An Improved, Autonomous, Multimodal Estimation Algorithm to Estimate Intent of Other Agents on the Road to Identify Most Important Object for Advanced Driver Assistance Systems Applications Using Model-Based Design Methodology

Advanced Driver Assistance Systems (ADAS) are playing a significant role in enhancing driver safety and occupant comfort in modern vehicles. The primary research focus in this domain includes the precise perception of the current state and the prediction of the future states of dynamic agents. To perform these tasks an intelligent agent capable of operating in the stochastic environment is implemented in the form of various ADAS features. A trajectory prediction problem can be defined using either a model-based or data-driven approach.

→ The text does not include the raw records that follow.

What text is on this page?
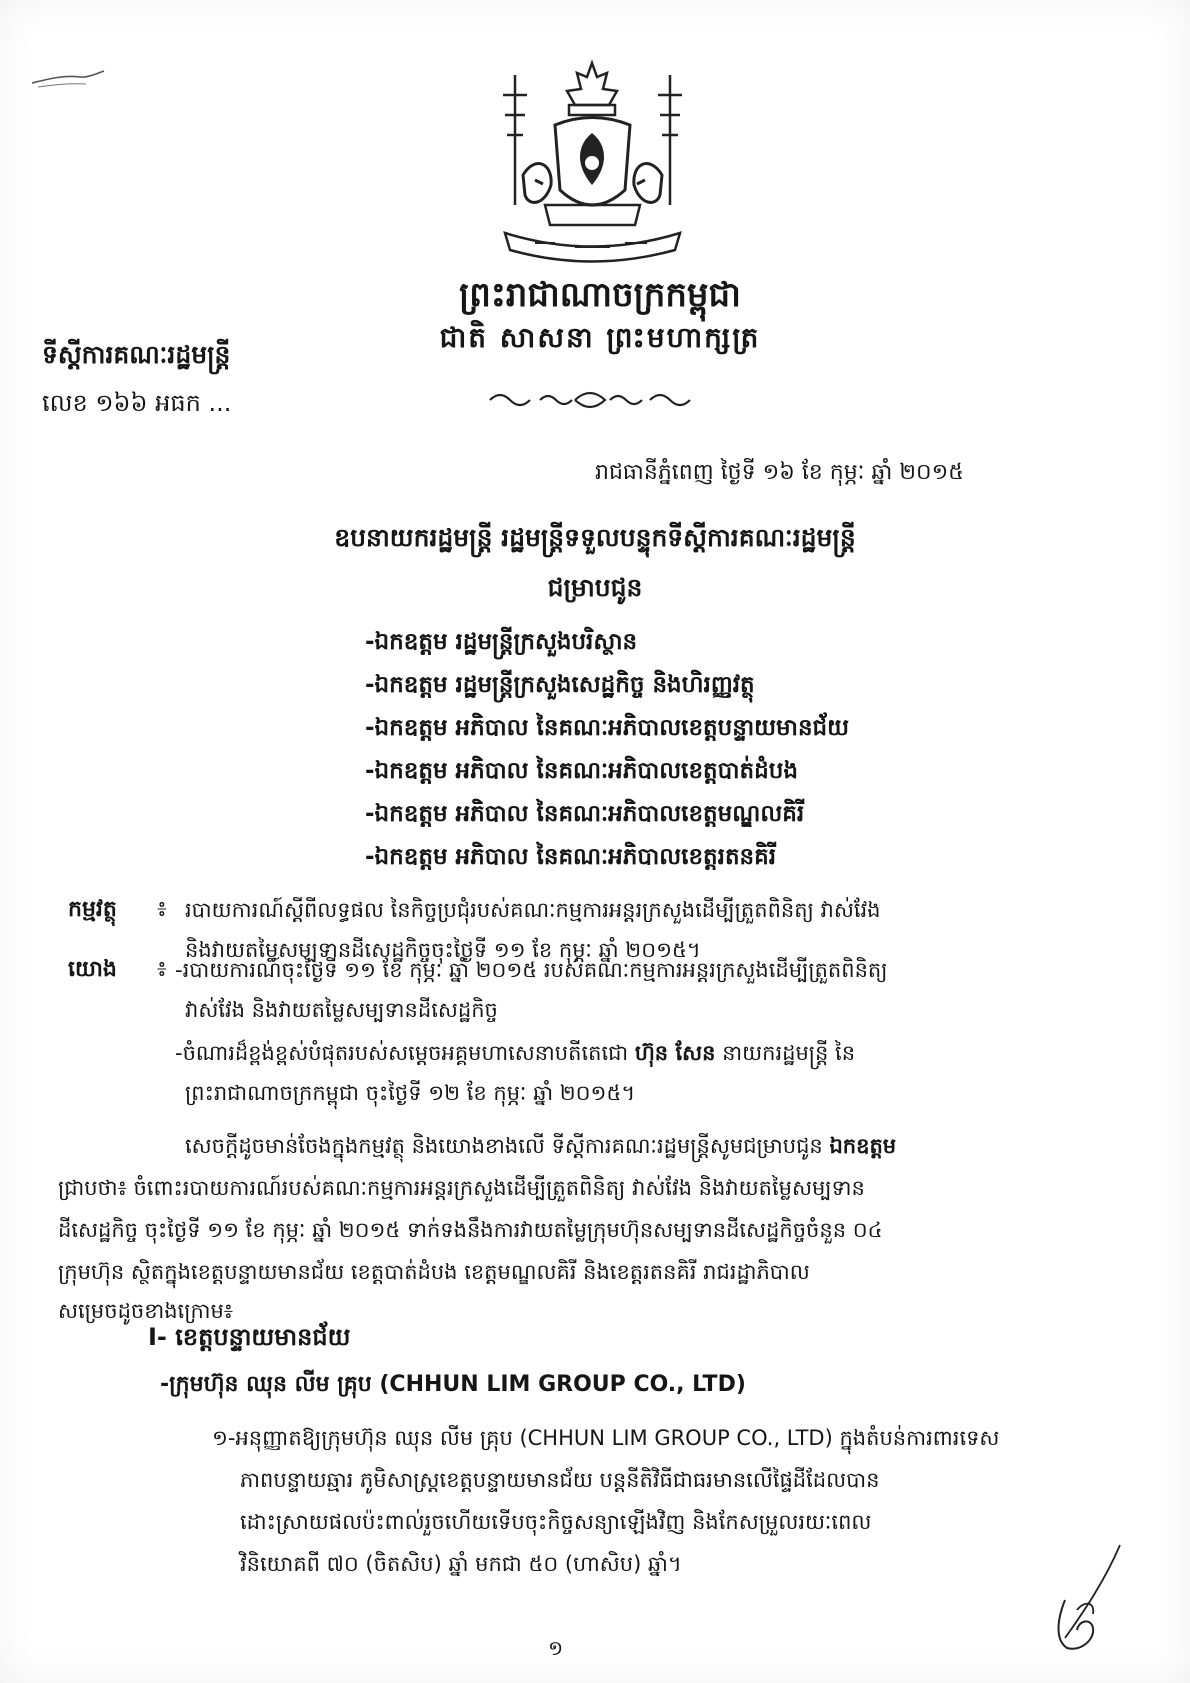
ព្រះរាជាណាចក្រកម្ពុជា
ជាតិ សាសនា ព្រះមហាក្សត្រ
ទីស្ដីការគណៈរដ្ឋមន្ត្រី
លេខ ១៦៦ អធក ...
រាជធានីភ្នំពេញ ថ្ងៃទី ១៦ ខែ កុម្ភៈ ឆ្នាំ ២០១៥
ឧបនាយករដ្ឋមន្ត្រី រដ្ឋមន្ត្រីទទួលបន្ទុកទីស្ដីការគណៈរដ្ឋមន្ត្រី
ជម្រាបជូន
-ឯកឧត្តម រដ្ឋមន្ត្រីក្រសួងបរិស្ថាន
-ឯកឧត្តម រដ្ឋមន្ត្រីក្រសួងសេដ្ឋកិច្ច និងហិរញ្ញវត្ថុ
-ឯកឧត្តម អភិបាល នៃគណៈអភិបាលខេត្តបន្ទាយមានជ័យ
-ឯកឧត្តម អភិបាល នៃគណៈអភិបាលខេត្តបាត់ដំបង
-ឯកឧត្តម អភិបាល នៃគណៈអភិបាលខេត្តមណ្ឌលគិរី
-ឯកឧត្តម អភិបាល នៃគណៈអភិបាលខេត្តរតនគិរី
កម្មវត្ថុ ៖ របាយការណ៍ស្ដីពីលទ្ធផល នៃកិច្ចប្រជុំរបស់គណៈកម្មការអន្តរក្រសួងដើម្បីត្រួតពិនិត្យ វាស់វែង
និងវាយតម្លៃសម្បទានដីសេដ្ឋកិច្ចចុះថ្ងៃទី ១១ ខែ កុម្ភៈ ឆ្នាំ ២០១៥។
យោង ៖ -របាយការណ៍ចុះថ្ងៃទី ១១ ខែ កុម្ភៈ ឆ្នាំ ២០១៥ របស់គណៈកម្មការអន្តរក្រសួងដើម្បីត្រួតពិនិត្យ
វាស់វែង និងវាយតម្លៃសម្បទានដីសេដ្ឋកិច្ច
-ចំណារដ៏ខ្ពង់ខ្ពស់បំផុតរបស់សម្ដេចអគ្គមហាសេនាបតីតេជោ ហ៊ុន សែន នាយករដ្ឋមន្ត្រី នៃ
ព្រះរាជាណាចក្រកម្ពុជា ចុះថ្ងៃទី ១២ ខែ កុម្ភៈ ឆ្នាំ ២០១៥។
សេចក្ដីដូចមាន់ចែងក្នុងកម្មវត្ថុ និងយោងខាងលើ ទីស្ដីការគណៈរដ្ឋមន្ត្រីសូមជម្រាបជូន ឯកឧត្តម
ជ្រាបថា៖ ចំពោះរបាយការណ៍របស់គណៈកម្មការអន្តរក្រសួងដើម្បីត្រួតពិនិត្យ វាស់វែង និងវាយតម្លៃសម្បទាន
ដីសេដ្ឋកិច្ច ចុះថ្ងៃទី ១១ ខែ កុម្ភៈ ឆ្នាំ ២០១៥ ទាក់ទងនឹងការវាយតម្លៃក្រុមហ៊ុនសម្បទានដីសេដ្ឋកិច្ចចំនួន ០៤
ក្រុមហ៊ុន ស្ថិតក្នុងខេត្តបន្ទាយមានជ័យ ខេត្តបាត់ដំបង ខេត្តមណ្ឌលគិរី និងខេត្តរតនគិរី រាជរដ្ឋាភិបាល
សម្រេចដូចខាងក្រោម៖
I- ខេត្តបន្ទាយមានជ័យ
-ក្រុមហ៊ុន ឈុន លីម គ្រុប (CHHUN LIM GROUP CO., LTD)
១-អនុញ្ញាតឱ្យក្រុមហ៊ុន ឈុន លីម គ្រុប (CHHUN LIM GROUP CO., LTD) ក្នុងតំបន់ការពារទេស
ភាពបន្ទាយឆ្មារ ភូមិសាស្ត្រខេត្តបន្ទាយមានជ័យ បន្តនីតិវិធីជាធរមានលើផ្ទៃដីដែលបាន
ដោះស្រាយផលប៉ះពាល់រួចហើយទើបចុះកិច្ចសន្យាឡើងវិញ និងកែសម្រួលរយៈពេល
វិនិយោគពី ៧០ (ចិតសិប) ឆ្នាំ មកជា ៥០ (ហាសិប) ឆ្នាំ។
១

The current article addresses the problem of trajectory prediction in the stochastic environment using a model-based approach with a quintic polynomial as a function approximator to ensure smooth acceleration trajectory for the left and right lane-change maneuvers. The task of trajectory prediction also considers the information about the vehicle dynamics, the concept of Receding Time Horizon (RTH), and the variable curvature model of the road. Further, the task of assessing the intent of other agents is framed as a Markov decision process problem due to uncertainty in the agent’s action. The information about the predicted trajectory and current state of an agent is processed in the state transition probability estimation module to infer information about the stochastic policy of other agents in the environment using a Naïve Bayes classifier algorithm. The decision made by other agents has been propagated further to the Collision Detection Module to find the Most Important Object (MIO) for various ADAS features. In this way, the current article outlines a robust method to predict the intent of non-ego vehicles and identify the MIO on the road for the ego vehicle to implement various ADAS applications. The capability of the proposed algorithm to handle both uncertainties in the environment and in decision-making by other agents has been validated with several simulated driving scenarios.